Linear Regression from scratch

Fundamentals

Linear regression is a technique used to find the relationship between variables, in the context of machine learning that essentially means the relationship between features and labels.

It can be represented as follows:

$$ \hat{y} = \text{b} + w_1 x_1 + w_2 x_2 + \dots + w_n x_n $$

$\hat{y}$ is the label
$\text{b}$ is the bias
$w_i$ is the weight of the feature i
$x_i$ is the feature value of feature i

Loss Functions

Loss is usually the metric we optimize the model for, it essentially tells us how wrong the model is - it measures the distance between the model’s predictions ($\text{y}$) and the actual labels ($\hat{y}$). Something worth keeping in mind that is we don’t really care about the direction, only the distance between the values, so loss functions usually removing the sign - i.e. 2 - 5 = -3, loss is 3.

Loss Type	Definition	Equation
L1 Loss	Sum of the absolute differences between predicted and actual values.	$$L = \sum_{i=1}^{N} \lvert y_i - \hat{y}_i \rvert$$
L2 Loss	Sum of the squared differences between predicted and actual values.	$$L = \sum_{i=1}^{N} (y_i - \hat{y}_i)^2$$
Mean Absolute Error (MAE)	Average of L1 loss across N examples.	$$MAE = \frac{1}{N} \sum_{i=1}^{N} \lvert y_i - \hat{y}_i \rvert$$
Mean Squared Error (MSE)	Average of L2 loss across N examples.	$$MSE = \frac{1}{N} \sum_{i=1}^{N} (y_i - \hat{y}_i)^2$$

MSE is useful for outliers, it moves the model more towards it as it reduces the loss, while MAE might keep the model closer to predictions that are not necessarily an outlier.

Gradient Descent

The goal of training model is essentially figuring out the values for $\text{b}$ and $w_i$ for every feature i that minimizes the loss function picked. This is where gradient descent comes in, it iteratively finds the weights and bias that produce the model with the lowest loss. It does so by doing the following process:

Calculate loss with current weights and bias
For each weight and bias, determine the direction in which we should move them to reduce loss (opposite of the gradient)
For each weight and bias, update them by moving a small amount in the direction found
Return to step 1 and repeat until we the model can’t reduce the loss any further

1. Start with weight and bias as 0

We can assume that weights and bias can start as 0 when training starts.

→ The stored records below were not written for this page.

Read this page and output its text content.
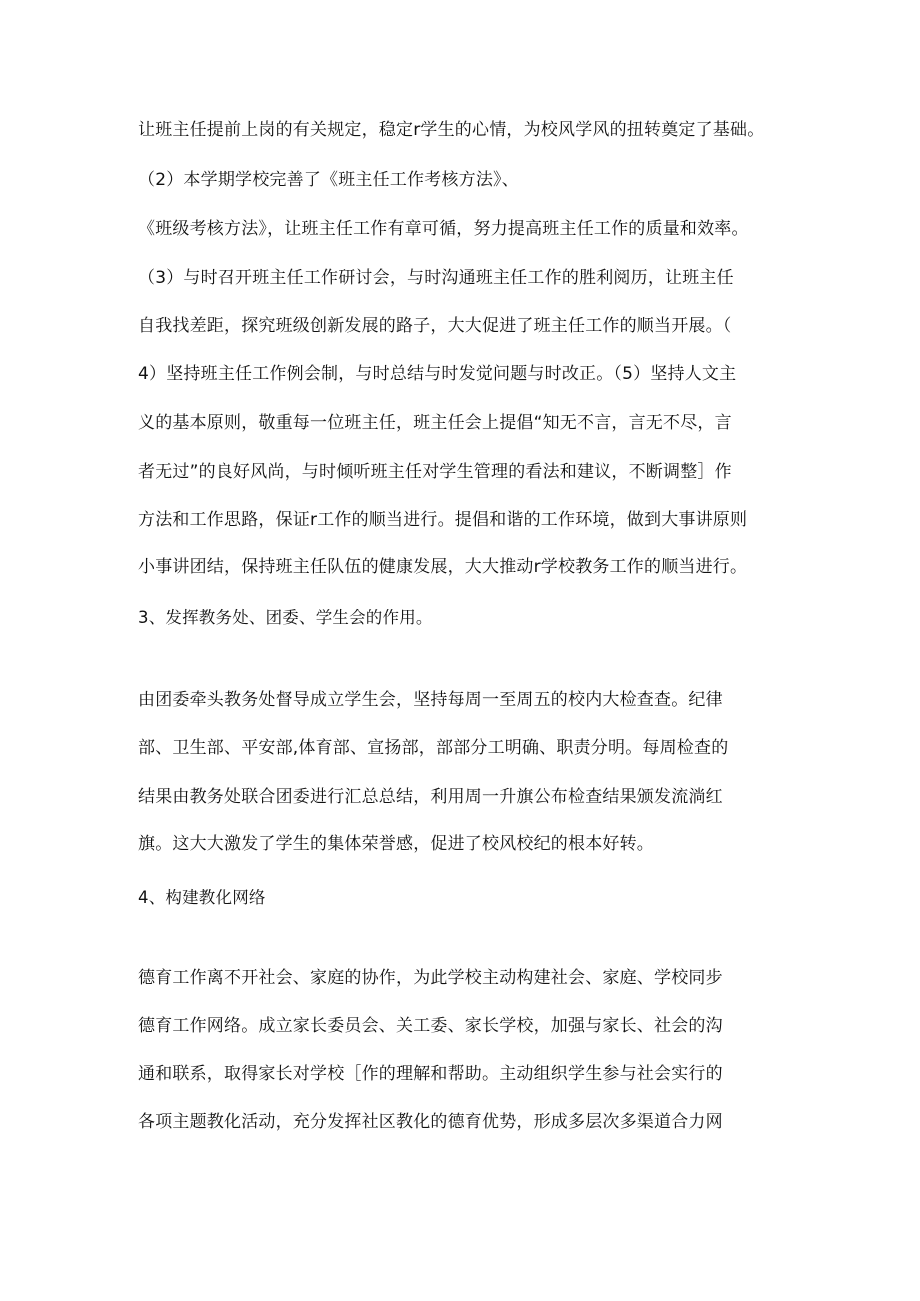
让班主任提前上岗的有关规定，稳定r学生的心情，为校风学风的扭转奠定了基础。
（2）本学期学校完善了《班主任工作考核方法》、
《班级考核方法》，让班主任工作有章可循，努力提高班主任工作的质量和效率。
（3）与时召开班主任工作研讨会，与时沟通班主任工作的胜利阅历，让班主任
自我找差距，探究班级创新发展的路子，大大促进了班主任工作的顺当开展。（
4）坚持班主任工作例会制，与时总结与时发觉问题与时改正。（5）坚持人文主
义的基本原则，敬重每一位班主任，班主任会上提倡“知无不言，言无不尽，言
者无过”的良好风尚，与时倾听班主任对学生管理的看法和建议，不断调整］作
方法和工作思路，保证r工作的顺当进行。提倡和谐的工作环境，做到大事讲原则
小事讲团结，保持班主任队伍的健康发展，大大推动r学校教务工作的顺当进行。
3、发挥教务处、团委、学生会的作用。
由团委牵头教务处督导成立学生会，坚持每周一至周五的校内大检查查。纪律
部、卫生部、平安部,体育部、宣扬部，部部分工明确、职责分明。每周检查的
结果由教务处联合团委进行汇总总结，利用周一升旗公布检查结果颁发流淌红
旗。这大大激发了学生的集体荣誉感，促进了校风校纪的根本好转。
4、构建教化网络
德育工作离不开社会、家庭的协作，为此学校主动构建社会、家庭、学校同步
德育工作网络。成立家长委员会、关工委、家长学校，加强与家长、社会的沟
通和联系，取得家长对学校［作的理解和帮助。主动组织学生参与社会实行的
各项主题教化活动，充分发挥社区教化的德育优势，形成多层次多渠道合力网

$$ \hat{y} = 0 + 0 \cdot x $$

2. Calculate MSE loss with the current model parameters

When calculating MSE for the model above, we would end up with something like the following if we assume expected values of 18, 15 and so on for our model.

$$ Loss = ((18 - 0)^2 + (15 - 0)^2 ) + ... / N $$

This is obviously not going to result in the best model predictions, so our goal now becomes finding which bias and weights take us to the best possible model, thus reducing the loss.

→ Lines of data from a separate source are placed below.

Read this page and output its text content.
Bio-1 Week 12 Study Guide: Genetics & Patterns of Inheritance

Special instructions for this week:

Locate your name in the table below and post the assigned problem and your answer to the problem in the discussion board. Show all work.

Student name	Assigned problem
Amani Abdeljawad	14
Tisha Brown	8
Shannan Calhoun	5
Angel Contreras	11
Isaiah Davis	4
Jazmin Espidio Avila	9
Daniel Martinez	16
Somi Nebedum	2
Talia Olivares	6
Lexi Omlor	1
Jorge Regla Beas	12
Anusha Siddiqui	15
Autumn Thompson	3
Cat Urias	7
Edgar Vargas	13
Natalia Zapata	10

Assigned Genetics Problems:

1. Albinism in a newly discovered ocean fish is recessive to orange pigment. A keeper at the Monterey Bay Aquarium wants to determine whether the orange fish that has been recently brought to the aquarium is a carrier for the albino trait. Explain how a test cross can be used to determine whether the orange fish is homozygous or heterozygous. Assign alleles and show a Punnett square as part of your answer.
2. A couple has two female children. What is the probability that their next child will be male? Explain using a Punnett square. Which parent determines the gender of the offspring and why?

3. Calculate the slope of the tangent to the loss function for each weight and bias (i.e. the gradient)

We can only optimize the loss if we understand exacly how to update each value, in this case weight and bias, in a way that results in a lower loss. This is where gradients come in.

The gradient is essentially how much y changes when x increases by 1, it tells us in which direction the function is taking us - e.g. m is the gradient in $y = mx + b$.

To get the slope for the lines tangent to the weight and bias, we take the derivative of the loss function with respect to the weight and the bias, and then solve the equations.

Again, assuming we use MSE as our loss function $ \frac{1}{N} \sum_{i=1}^{N} (y_i - \hat{y}_i)^2 $ and $y_i = w \cdot x + b$, as it represents our model.

Weight derivative

The weight derivative is $ \frac{\partial}{\partial w} ( (w \cdot x + b - y)^2 ) $, we can apply the chain rule.

We assume $u^2$, where $u = (w \cdot x + b - y)$

So $ \frac{d}{dw} (u^2) = 2u \cdot \frac{du}{dw} $

Since $\frac{du}{dw} = x$

It becomes $ \frac{d}{dw} ( (w \cdot x + b - y)^2 ) = 2(w \cdot x + b - y) \cdot x $.

We need to do this for every sample in the training dataset, so it’s actually:

$$ \frac{\partial \text{MSE}}{\partial w} = \frac{1}{M} \sum_{i=1}^{M} 2(w \cdot x^{(i)} + b - y^{(i)}) \cdot x^{(i)} $$

Bias derivative

If we do the same for the bias, we would instead get:

$$ \frac{\partial \text{MSE}}{\partial b} = \frac{1}{M} \sum_{i=1}^{M} 2(w \cdot x^{(i)} + b - y^{(i)}) $$

4. Update the weights

Well, now that we know exactly how to calculate the gradients, this should enable us to update both weight and bias in a way that optimizes loss.

The gradient tells us the opposite direction of where we have to go. An easy way to understand this is essentially thinking that if the gradient for a loss function is 5, every time we increase the weight by 1 unit, the loss will increase by 5, so essentially we want to do the opposite as our goal is to decrease the loss.

$$ \text{new weight} = \text{old weight} - \eta \cdot \text{weight's gradient} $$ $$ \text{new bias} = \text{old bias} - \eta \cdot \text{bias' gradient} $$

The small value used to update the gradient is the learning rate, which we will be leaving out of scope for now.

5. Model Training

After iteratively applying the steps above, model training would look something like this:

Iteration	Weight	Bias	Loss (MSE)
1	0	0	303.71
2	1.20	0.34	170.84
3	2.05	0.59	103.17
4	2.66	0.78	68.70
5	3.09	0.91	51.13
6	3.40	1.01	42.17

Recap

Concept	Description
Goal	Find the best weights and bias that minimize the difference between predicted and actual values.
Model Formula	$ \hat{y} = w \cdot x + b $ — where `w` is weight, `x` is feature, and `b` is bias.
Loss Functions	Measure how wrong predictions are, e.g. MSE ($ \frac{1}{M} \sum (\hat{y} - y)^2 $).
Gradient Descent	Iteratively updates weights using gradients: $ \frac{dL}{dw} = \frac{2}{M} \sum ((\hat{y} - y) \cdot x) $, $ \frac{dL}{db} = \frac{2}{M} \sum (\hat{y} - y) $. Update weights/bias in the opposite direction of gradients. Repeat until loss converges (stops decreasing significantly).

References

Linear Regression